In truth, the most definitive study of Article Two, Section Two of the Constitution suggests that anything that the Senate deems relevant in deciding whether to confirm a Cabinet nominee is indeed relevant. My source, by the way, is not The Federalist Papers or a learned volume on the Senate’s powers of “advice and consent” by an eminent law professor.

Instead, I have been rereading with pleasure the classic 1959 political novel, Advise and Consent, by Allen Drury. A Capitol Hill reporter for The New York Times, Drury was actually covering the confirmation battle over Eisenhower’s choice of Lewis Strauss for Commerce secretary as the first copies of Advise and Consent were being printed. Less than a month before the novel’s publication date, Strauss became the first Cabinet nominee to be rejected by the Senate in 34 years.

What gives Advise and Consent contemporary sheen is that the novel revolves around opposition to a mythical secretary of state pick who is viewed as too friendly to the Russians. (I wonder who will play Rex Tillerson in the remake).

Loosely based on the fabled Senate of Lyndon Johnson, Richard Russell, Hubert Humphrey and Jacob Javits, Advise and Consent wastes little time on theoretical disputations over the constitutional meaning of the Senate’s confirmation powers. Instead senators feel free to oppose the nominee based on their own political calculations, memories of prior slights, a visceral dislike, or ideological objections to his soft-on-Communism reputation.
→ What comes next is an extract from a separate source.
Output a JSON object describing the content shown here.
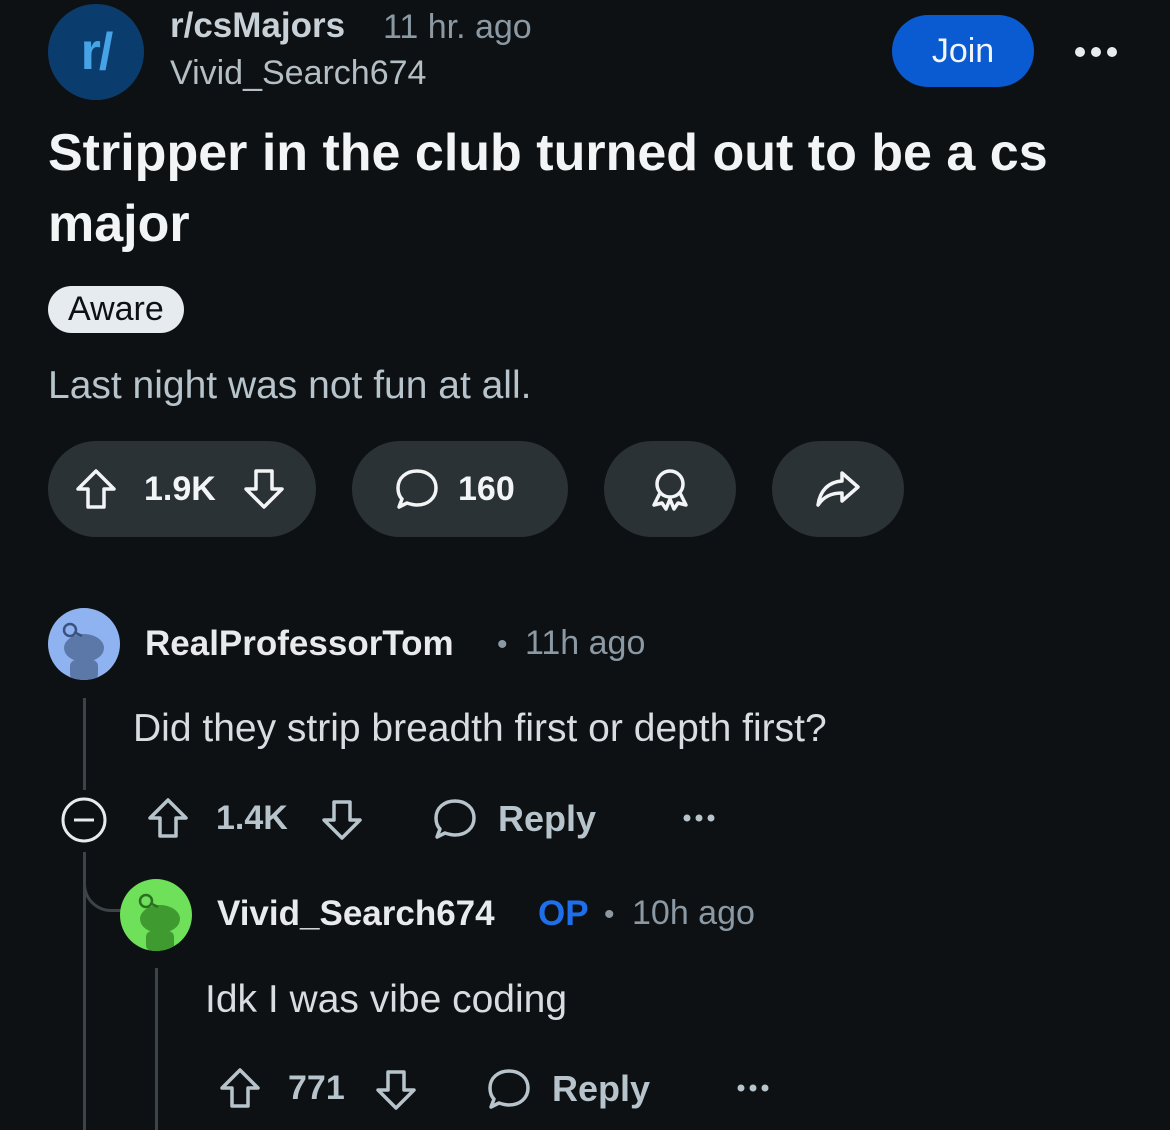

None of this suggests that a Republican Senate will muster the gumption to oppose any Cabinet pick by a nominally Republican president. But the Trump cabinet (and we haven’t even mentioned such polarizing choices as Jeff Sessions for attorney general) will provide a lasting test of how much latitude a president should be granted in staffing his own administration.

At the height of the Vietnam War, Lyndon Johnson used to remind critics, “I’m the only president you’ve got.” In less than a month, Donald J. Trump will be entitled to say the same thing. And for all the might-have-beens of Campaign 2016, we will all have to learn how to deal with it.